Hardy Krüger Junior und Gil Ofarim waren ebenfalls sichtlich entsetzt angesichts der Vorwürfe von Ariel – Stephen Dürr hingegen wollte beobachtet haben, dass Eva Benetatou auf Patrick Romer stehen würde, er jedoch nicht auf sie. Das hörte sich irgendwie an wie im Kindergarten. Sogar die Moderatoren sahen sich genötigt, dem Mann vom Bodensee zur Seite zu springen: „Liebe Annelie, da war nichts.“
Beim Jingle vor den Werbepausen, währenddessen die Kandidaten bei den Zuschauern Werbung für sich selbst machen dürfen, ist Patrick Romer jedenfalls der Einfallsreichste und legt einen 1a-Sitztanz hin. Ob das erneut reichen würde, um mindestens einen weiteren Tag im Camp bleiben zu dürfen?
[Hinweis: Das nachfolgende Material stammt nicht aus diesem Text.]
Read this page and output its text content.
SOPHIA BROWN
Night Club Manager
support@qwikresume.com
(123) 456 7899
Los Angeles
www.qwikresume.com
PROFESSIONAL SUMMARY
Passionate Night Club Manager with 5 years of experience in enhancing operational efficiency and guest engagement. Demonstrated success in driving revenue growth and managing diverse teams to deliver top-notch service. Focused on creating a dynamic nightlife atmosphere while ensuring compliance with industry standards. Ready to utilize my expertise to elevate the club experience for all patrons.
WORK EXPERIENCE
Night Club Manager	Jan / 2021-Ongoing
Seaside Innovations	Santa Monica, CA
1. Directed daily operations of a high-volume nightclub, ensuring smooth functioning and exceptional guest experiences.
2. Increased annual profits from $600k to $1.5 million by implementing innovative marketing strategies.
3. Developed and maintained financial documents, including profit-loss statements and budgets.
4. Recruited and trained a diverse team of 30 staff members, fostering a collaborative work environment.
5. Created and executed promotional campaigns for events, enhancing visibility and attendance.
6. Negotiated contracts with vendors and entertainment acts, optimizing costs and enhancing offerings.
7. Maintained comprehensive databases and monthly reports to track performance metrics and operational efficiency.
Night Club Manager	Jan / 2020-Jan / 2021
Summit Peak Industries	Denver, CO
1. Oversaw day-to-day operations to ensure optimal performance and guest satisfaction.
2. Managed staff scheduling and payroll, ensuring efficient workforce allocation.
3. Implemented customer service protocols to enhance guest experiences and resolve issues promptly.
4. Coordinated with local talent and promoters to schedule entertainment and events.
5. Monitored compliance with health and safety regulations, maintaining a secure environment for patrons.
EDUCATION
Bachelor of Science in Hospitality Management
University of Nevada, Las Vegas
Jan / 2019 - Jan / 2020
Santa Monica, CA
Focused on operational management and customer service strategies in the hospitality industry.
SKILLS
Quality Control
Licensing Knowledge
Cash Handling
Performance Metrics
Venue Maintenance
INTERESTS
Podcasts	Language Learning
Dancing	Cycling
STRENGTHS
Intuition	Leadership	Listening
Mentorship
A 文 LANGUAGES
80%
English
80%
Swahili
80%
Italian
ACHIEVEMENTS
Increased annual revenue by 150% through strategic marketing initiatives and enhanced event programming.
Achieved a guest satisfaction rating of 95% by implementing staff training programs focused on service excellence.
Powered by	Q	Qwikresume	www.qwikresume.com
Die Reklame in eigener Sache schien geholfen zu haben, Patrick Romer erhielt einmal mehr die frohe Botschaft: Du bleibst! Doch wer musste raus am späten Sonntagabend? Die Antwort: Mirja du Mont. Wobei sich bei der Schauspielerin der Eindruck aufdrängte, dass sowieso niemand wusste, dass sie überhaupt dabei war. So oder so: Der Konstanzer Dschungel-Traum lebt weiter!
Patrick Romer musste ran: Zum ersten Mal seit neun Tagen trat nicht die Baslerin Ariel zur Dschungelprüfung an, sondern der Konstanzer TV-Bauer und seine fünf Mit-Kandidaten Samira Yavuz, der Ravensburger Umut Tekin, Stephen Dürr, Mirja Du Mont und Simone Ballack. Kurz davor geriet er mit Stephen Dürr aneinander, der an Tag 8 im Dschungelcamp fast vor dem Rauswurf stand. Romer schenkte ihm reinen Wein ein: „Stephen Dürr kommt hier nicht gut an. In anderen Formaten hatte er auch keine so große Fanbase. Den schwarzen Humor mag nicht jeder.“ Ob er damit Recht behalten sollte?
In der Prüfung ging es jedenfalls um gute Kommunikation: Aufgereiht wie Hühner auf ihrer Stange mussten die TV-Sternchen gemeinsam ein Puzzle lösen. Dabei wurden sie natürlich, ganz nach gewohnter Dschungel-Manier, von Kakerlaken und Mehlwürmern überschüttet. Während seine Mit-Kandidaten wild durcheinander schrien, sagte Romer keinen Mucks: Seine volle Konzentration war auf das Puzzeln gerichtet. Einen Stern holte er damit nicht.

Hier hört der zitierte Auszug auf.